After peeling through dozens of titles and plenty of cold brews, lattes, and drips, we found the best books about coffee that will teach you something new whether you’re a simple fan or highly trained barista. There are books about sociology, entrepreneurship, fair trade, and how to make the best damn cup of coffee from home, so put on a fresh pot and enjoy the read.
Coffee Obsession is the best coffee codex that covers the craft from A to Z. World Cup Tasting Champion and International Coffee Judge Anette Moldvaer writes, “sitting in a café with a delicious coffee is one of life’s great pleasures,” nodding to the sheer reach of coffee’s influence and reminding us we are a part of the global brew crew (along with 150 million other Americans). Packed with coffee know-how like indicators of quality, storing, grinding, and why milk matters, plus details of coffees from around the world, equipment, recipes, and more, professional baristas and ordinary patrons alike both attest to loving and learning from this title.
Learn to Make a Better Cup:
Here at The Manual, we love manuals.

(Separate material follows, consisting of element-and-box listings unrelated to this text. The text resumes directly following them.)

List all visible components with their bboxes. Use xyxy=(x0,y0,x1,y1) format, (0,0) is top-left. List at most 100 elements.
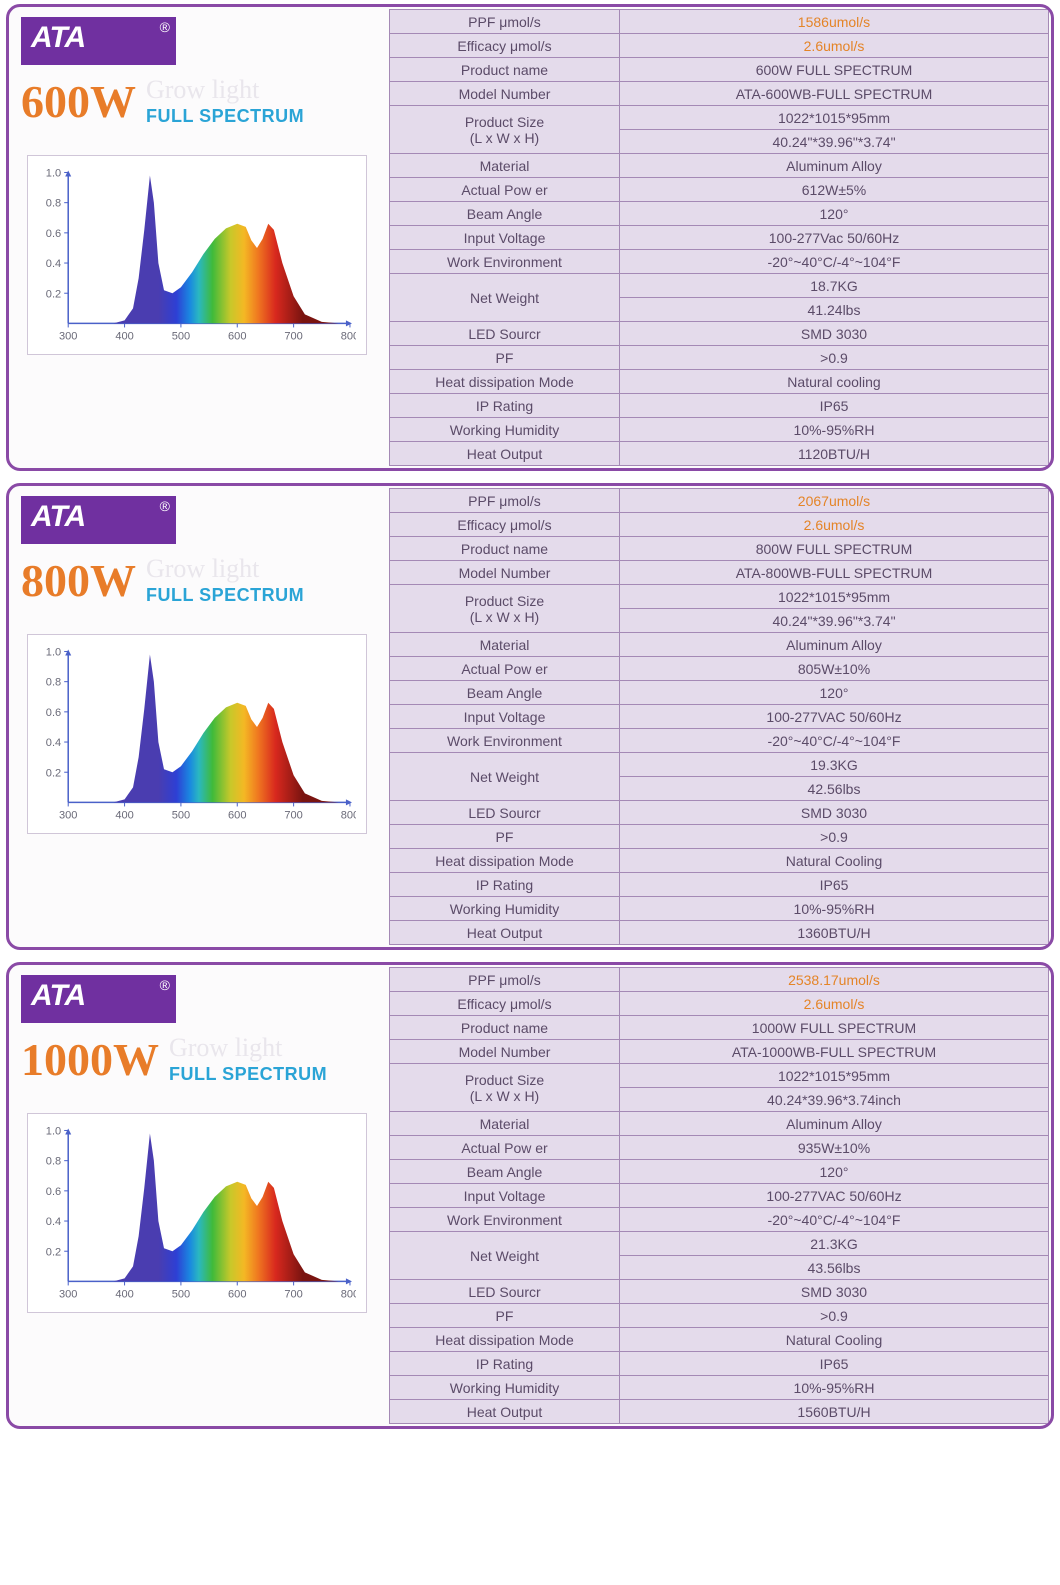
spec-value: >0.9 xyxy=(620,1304,1049,1328)
svg-text:1.0: 1.0 xyxy=(46,1126,61,1138)
svg-text:400: 400 xyxy=(115,331,133,343)
spec-value: 18.7KG xyxy=(620,274,1049,298)
chart-container: 3004005006007008000.20.40.60.81.0 xyxy=(27,1113,367,1313)
svg-text:300: 300 xyxy=(59,810,77,822)
svg-text:300: 300 xyxy=(59,1289,77,1301)
svg-text:700: 700 xyxy=(284,1289,302,1301)
spec-label: Model Number xyxy=(390,561,620,585)
spec-label: Product name xyxy=(390,537,620,561)
spec-label: PPF μmol/s xyxy=(390,968,620,992)
svg-text:700: 700 xyxy=(284,331,302,343)
spec-value: 2.6umol/s xyxy=(620,34,1049,58)
grow-light-label: Grow light xyxy=(146,556,304,582)
title-block: 1000W Grow light FULL SPECTRUM xyxy=(21,1037,377,1085)
spec-value: IP65 xyxy=(620,873,1049,897)
spec-label: Product Size(L x W x H) xyxy=(390,585,620,633)
wattage-label: 600W xyxy=(21,79,136,125)
spec-label: Product name xyxy=(390,58,620,82)
spec-label: Actual Pow er xyxy=(390,657,620,681)
spec-label: IP Rating xyxy=(390,1352,620,1376)
svg-text:0.4: 0.4 xyxy=(46,258,61,270)
spec-value: 1586umol/s xyxy=(620,10,1049,34)
chart-container: 3004005006007008000.20.40.60.81.0 xyxy=(27,634,367,834)
spec-label: Working Humidity xyxy=(390,897,620,921)
spec-value: Natural Cooling xyxy=(620,1328,1049,1352)
spec-label: Efficacy μmol/s xyxy=(390,992,620,1016)
spec-value: 43.56lbs xyxy=(620,1256,1049,1280)
svg-text:600: 600 xyxy=(228,331,246,343)
spec-label: Material xyxy=(390,1112,620,1136)
wattage-label: 800W xyxy=(21,558,136,604)
title-block: 800W Grow light FULL SPECTRUM xyxy=(21,558,377,606)
spec-label: Beam Angle xyxy=(390,202,620,226)
spec-label: PPF μmol/s xyxy=(390,489,620,513)
spectrum-chart: 3004005006007008000.20.40.60.81.0 xyxy=(34,643,356,829)
spec-label: Actual Pow er xyxy=(390,1136,620,1160)
svg-text:600: 600 xyxy=(228,1289,246,1301)
spec-value: 10%-95%RH xyxy=(620,418,1049,442)
spec-label: PF xyxy=(390,346,620,370)
svg-text:0.6: 0.6 xyxy=(46,1186,61,1198)
spec-value: 40.24"*39.96"*3.74" xyxy=(620,609,1049,633)
title-block: 600W Grow light FULL SPECTRUM xyxy=(21,79,377,127)
logo-text: ATA xyxy=(31,21,85,54)
svg-text:1.0: 1.0 xyxy=(46,168,61,180)
left-panel: ATA ® 1000W Grow light FULL SPECTRUM 300… xyxy=(9,965,389,1426)
spec-label: Beam Angle xyxy=(390,1160,620,1184)
spec-label: Efficacy μmol/s xyxy=(390,513,620,537)
spec-label: IP Rating xyxy=(390,873,620,897)
spec-label: Working Humidity xyxy=(390,418,620,442)
spec-label: LED Sourcr xyxy=(390,801,620,825)
spec-label: PPF μmol/s xyxy=(390,10,620,34)
spec-label: Heat Output xyxy=(390,442,620,466)
spec-value: 100-277VAC 50/60Hz xyxy=(620,705,1049,729)
spec-value: Natural cooling xyxy=(620,370,1049,394)
spec-value: 100-277Vac 50/60Hz xyxy=(620,226,1049,250)
spec-table: PPF μmol/s 2067umol/sEfficacy μmol/s 2.6… xyxy=(389,488,1049,945)
spec-value: 612W±5% xyxy=(620,178,1049,202)
spec-value: ATA-600WB-FULL SPECTRUM xyxy=(620,82,1049,106)
logo-text: ATA xyxy=(31,979,85,1012)
spec-value: 1560BTU/H xyxy=(620,1400,1049,1424)
svg-text:0.8: 0.8 xyxy=(46,198,61,210)
registered-icon: ® xyxy=(160,19,170,35)
spec-label: Actual Pow er xyxy=(390,178,620,202)
spec-value: 120° xyxy=(620,202,1049,226)
spec-value: 2538.17umol/s xyxy=(620,968,1049,992)
spec-value: 41.24lbs xyxy=(620,298,1049,322)
spec-label: Heat Output xyxy=(390,921,620,945)
brand-logo: ATA ® xyxy=(21,17,176,65)
spec-label: Heat dissipation Mode xyxy=(390,849,620,873)
spec-label: Net Weight xyxy=(390,1232,620,1280)
spec-value: 10%-95%RH xyxy=(620,1376,1049,1400)
spec-label: Input Voltage xyxy=(390,1184,620,1208)
spec-value: Aluminum Alloy xyxy=(620,154,1049,178)
spec-value: -20°~40°C/-4°~104°F xyxy=(620,1208,1049,1232)
spec-value: 2067umol/s xyxy=(620,489,1049,513)
spec-label: Net Weight xyxy=(390,274,620,322)
spec-value: ATA-1000WB-FULL SPECTRUM xyxy=(620,1040,1049,1064)
spec-value: IP65 xyxy=(620,394,1049,418)
svg-text:700: 700 xyxy=(284,810,302,822)
spec-label: Work Environment xyxy=(390,1208,620,1232)
spec-value: 1022*1015*95mm xyxy=(620,106,1049,130)
spec-value: 1120BTU/H xyxy=(620,442,1049,466)
spec-label: Efficacy μmol/s xyxy=(390,34,620,58)
spec-label: Working Humidity xyxy=(390,1376,620,1400)
svg-text:500: 500 xyxy=(172,1289,190,1301)
spec-value: 800W FULL SPECTRUM xyxy=(620,537,1049,561)
spec-label: LED Sourcr xyxy=(390,1280,620,1304)
spec-value: 1360BTU/H xyxy=(620,921,1049,945)
spec-label: Work Environment xyxy=(390,250,620,274)
spec-label: Net Weight xyxy=(390,753,620,801)
spec-label: Product Size(L x W x H) xyxy=(390,1064,620,1112)
spec-value: 40.24*39.96*3.74inch xyxy=(620,1088,1049,1112)
spec-value: >0.9 xyxy=(620,346,1049,370)
spec-value: 805W±10% xyxy=(620,657,1049,681)
spec-label: Model Number xyxy=(390,82,620,106)
svg-text:500: 500 xyxy=(172,810,190,822)
brand-logo: ATA ® xyxy=(21,496,176,544)
product-card: ATA ® 600W Grow light FULL SPECTRUM 3004… xyxy=(6,4,1054,471)
spec-label: Beam Angle xyxy=(390,681,620,705)
brand-logo: ATA ® xyxy=(21,975,176,1023)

They tend to make us better at doing something at home, with our hands. If your love of coffee is motivated by the simplistic yet satisfying act of making a superb cup of of it at home (instead of learning about the industry at large) this coffee-exclusive guide (no espresso allowed) is for the non-professional brewing in their underwear at the kitchen counter. “This book is about making coffee, after all, and there’s no reason to get distracted by how beans grow…”
A Coffee Index of Flavor Snobs:
The old adage — variety is the spice of life — is true because it applies to coffee. There are so many kinds and we love a good flavor snob willing to educate us on the differences! The World Atlas of Coffee celebrates the nuances that make each coffee unique by looking at growing, roasting, and taste distinctions from country to country. Author James Hoffman charts key characteristics and production methods from Bolivia to Guatemala, to Zambia and beyond, reaching more than 35 countries. A stunning book about coffee diversity and history, and pretty inexpensive for its breadth of knowledge.

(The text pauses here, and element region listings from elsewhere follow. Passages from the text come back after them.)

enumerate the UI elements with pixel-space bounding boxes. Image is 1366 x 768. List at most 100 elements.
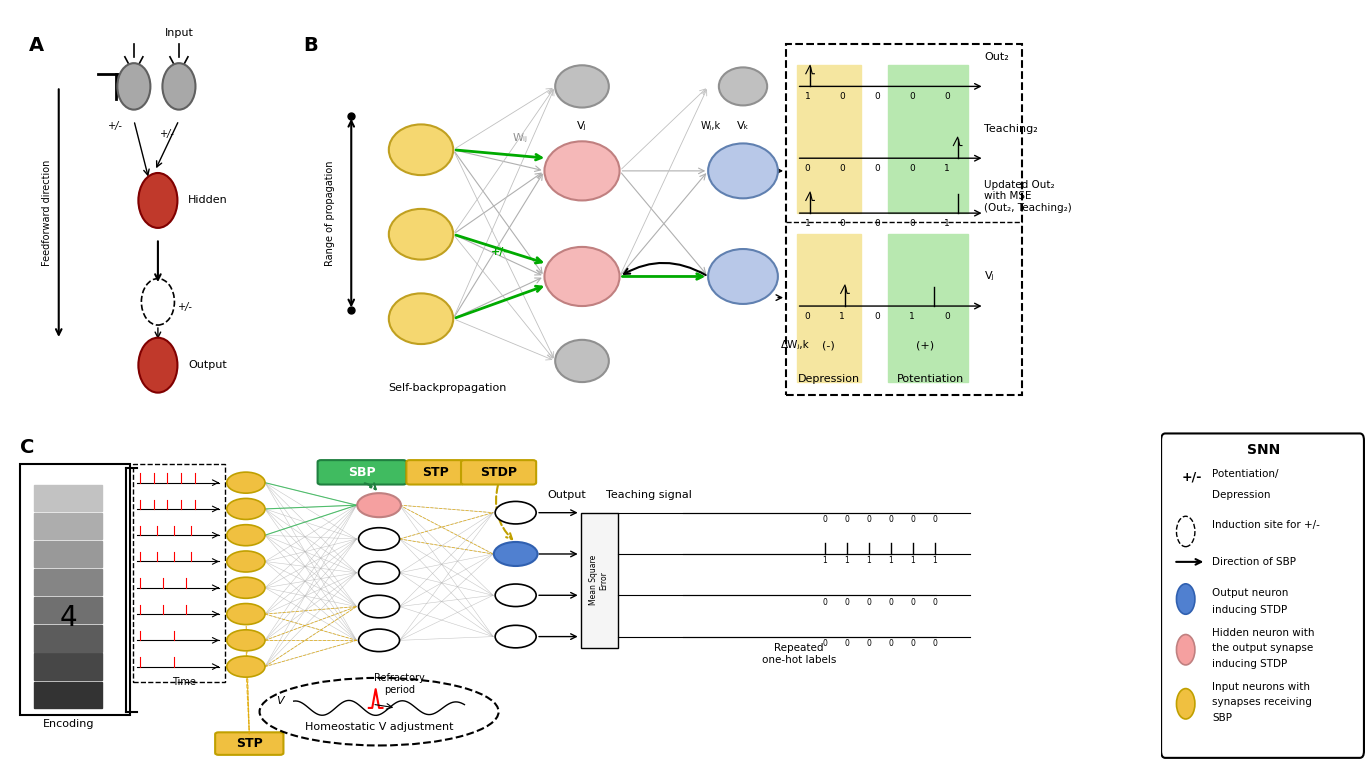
Text: inducing STDP: inducing STDP [1212,604,1288,614]
Circle shape [358,629,400,651]
Text: 0: 0 [888,515,893,524]
Text: 0: 0 [933,515,937,524]
Text: 0: 0 [944,312,949,321]
Bar [34,598,102,624]
Text: 1: 1 [888,556,893,565]
Bar [34,625,102,651]
Text: Teaching₂: Teaching₂ [985,124,1038,134]
Text: 0: 0 [822,515,828,524]
Circle shape [494,502,535,524]
Text: Vⱼ: Vⱼ [578,121,587,131]
FancyBboxPatch shape [1161,433,1363,758]
Text: Output neuron: Output neuron [1212,588,1288,598]
FancyBboxPatch shape [216,733,284,755]
Text: Vⱼ: Vⱼ [985,271,994,282]
Text: Input: Input [164,28,194,38]
Text: Encoding: Encoding [42,719,94,729]
Text: 0: 0 [805,312,810,321]
Text: 0: 0 [910,219,915,228]
Text: Input neurons with: Input neurons with [1212,682,1310,692]
Text: Out₂: Out₂ [985,51,1009,62]
Text: +/-: +/- [490,247,508,257]
Text: Induction site for +/-: Induction site for +/- [1212,520,1320,530]
Circle shape [555,339,609,382]
Text: 1: 1 [944,219,949,228]
Text: Hidden: Hidden [189,195,228,206]
Text: C: C [20,438,36,457]
Bar [34,569,102,595]
Text: 0: 0 [888,598,893,607]
Text: Self-backpropagation: Self-backpropagation [389,382,507,392]
Circle shape [358,493,402,517]
Text: 1: 1 [822,556,828,565]
Circle shape [708,249,777,304]
Text: 0: 0 [866,515,872,524]
Circle shape [227,472,265,493]
Bar [34,485,102,511]
Text: 0: 0 [822,598,828,607]
Text: Time: Time [172,677,197,687]
Text: 0: 0 [910,164,915,173]
Circle shape [545,247,620,306]
Text: 0: 0 [874,92,880,101]
Text: +/-: +/- [178,303,193,313]
Text: 1: 1 [805,92,810,101]
Circle shape [138,173,178,228]
Text: 0: 0 [910,92,915,101]
Circle shape [555,65,609,108]
Bar [888,65,968,213]
Text: +/-: +/- [160,129,175,139]
Text: 0: 0 [822,639,828,648]
Text: 0: 0 [844,598,850,607]
Circle shape [358,561,400,584]
Text: Vᵢ: Vᵢ [395,229,404,240]
Text: the output synapse: the output synapse [1212,644,1314,654]
Text: 1: 1 [944,164,949,173]
Text: (+): (+) [917,340,934,350]
Text: Wⱼ,k: Wⱼ,k [701,121,721,131]
Text: Repeated
one-hot labels: Repeated one-hot labels [762,644,836,665]
Circle shape [494,543,535,565]
Bar [796,65,861,213]
Circle shape [1176,584,1195,614]
Text: 0: 0 [933,598,937,607]
Bar [888,234,968,382]
Circle shape [719,68,768,105]
Text: B: B [303,35,318,55]
Text: synapses receiving: synapses receiving [1212,697,1313,707]
Text: 0: 0 [866,639,872,648]
Text: Depression: Depression [798,374,861,384]
Text: inducing STDP: inducing STDP [1212,659,1288,669]
Text: 0: 0 [874,312,880,321]
Text: V: V [276,696,284,706]
Text: (-): (-) [822,340,835,350]
Text: STP: STP [422,466,449,479]
Circle shape [1176,689,1195,719]
Text: SNN: SNN [1247,442,1280,457]
Circle shape [358,528,400,550]
Text: 0: 0 [910,639,915,648]
Text: 0: 0 [933,639,937,648]
Circle shape [389,124,454,175]
Text: Direction of SBP: Direction of SBP [1212,557,1296,567]
Text: Vₖ: Vₖ [736,121,749,131]
Text: 0: 0 [874,164,880,173]
Text: Range of propagation: Range of propagation [325,161,335,266]
Text: 0: 0 [874,219,880,228]
Text: 0: 0 [888,639,893,648]
Text: 0: 0 [840,164,846,173]
Text: Output: Output [189,360,227,370]
Text: 1: 1 [910,556,915,565]
Circle shape [708,144,777,198]
FancyBboxPatch shape [20,464,130,716]
Circle shape [227,525,265,546]
Bar [796,234,861,382]
FancyBboxPatch shape [460,460,535,485]
Text: Output: Output [548,490,586,500]
Text: 0: 0 [910,515,915,524]
Text: 0: 0 [840,92,846,101]
FancyBboxPatch shape [318,460,407,485]
Text: SBP: SBP [1212,713,1232,723]
Circle shape [227,498,265,519]
Text: Feedforward direction: Feedforward direction [42,160,52,266]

For Professional Baristas:
Written, as the title indicates, by a professional barista who was fed up with scientific index coffee books and glorified roasting encyclopedias, Scott Rao set out to write a book about making stellar coffee in a café setting. Short but packed to the brim with industry jargon and methods only employed by the pros, every aspiring barista should pick up this manifesto, which charts Rao’s note on cupping, roasting, and the most important factors that contribute to flavor development. Not recommended for beginners.
Created (obviously) by the Blue Bottle Coffee roasters out of Oakland, California, this book is the holy grail for novice coffee drinkers who want to expand not only their knowledge, but also their barista skills. Complete with history, tutorials, and recipes, the do-it-all guide is all about coffee as it exists today as an artisan product. Blue Bottle Founder James Freeman writes with passion and approachability, explaining step-by-step how to make pour-overs, French press, nel drop, siphon, Turkish, and espresso coffees.
A Collection of Crazy Coffee Recipes:
We love coffee because we love drinking coffee. Susan Zimmer loves coffee, too, which is why she compiled more than 100 coffee-based drink recipes for us to experiment with — most of which are wild, sweet, and fun. Espresso martini? Check. Cognac Mochachino? Check. Irish Coffee? Yup. Iced Café Cola Libre? Why not? Zimmer teaches us that everyone should know how to make espresso whipped cream. In addition, she adds a whole section on seasonal and holiday coffee drinks to the mix (for you pumpkin spice people).
A Saga for Anthropologists:
Less recipes, more anthropology, The Devil’s Cup is driven by the question: Is coffee the substance that drives history? Author Stewart Lee Allen treks around the world, retracing history, finding iconic cafes, and visiting hidden villages that shaped the evolution of joe. He reminds us that the hot bean water served at roadside diners is a descendant of the coffee of French Revolution-era Parisian salons. The book is an epic saga about our favorite character, coffee, and acknowledges how tea drinkers are in denial.
For Coffee Entrepreneurs:
If you already like Starbucks you’re really going to love them after reading how the President and Chairman Howard Shultz made the (at the time bizarre) decision to return as CEO after stepping down for eight years, only to reinvent the coffee chain and inspire its massive comeback during the 2008 recession. Culturally, financially, and with global responsibility, this is the story of how Shultz shaped Starbucks. A No. 1 New York Times Best-seller, it’s about much more than coffee, encompassing as it does success in business.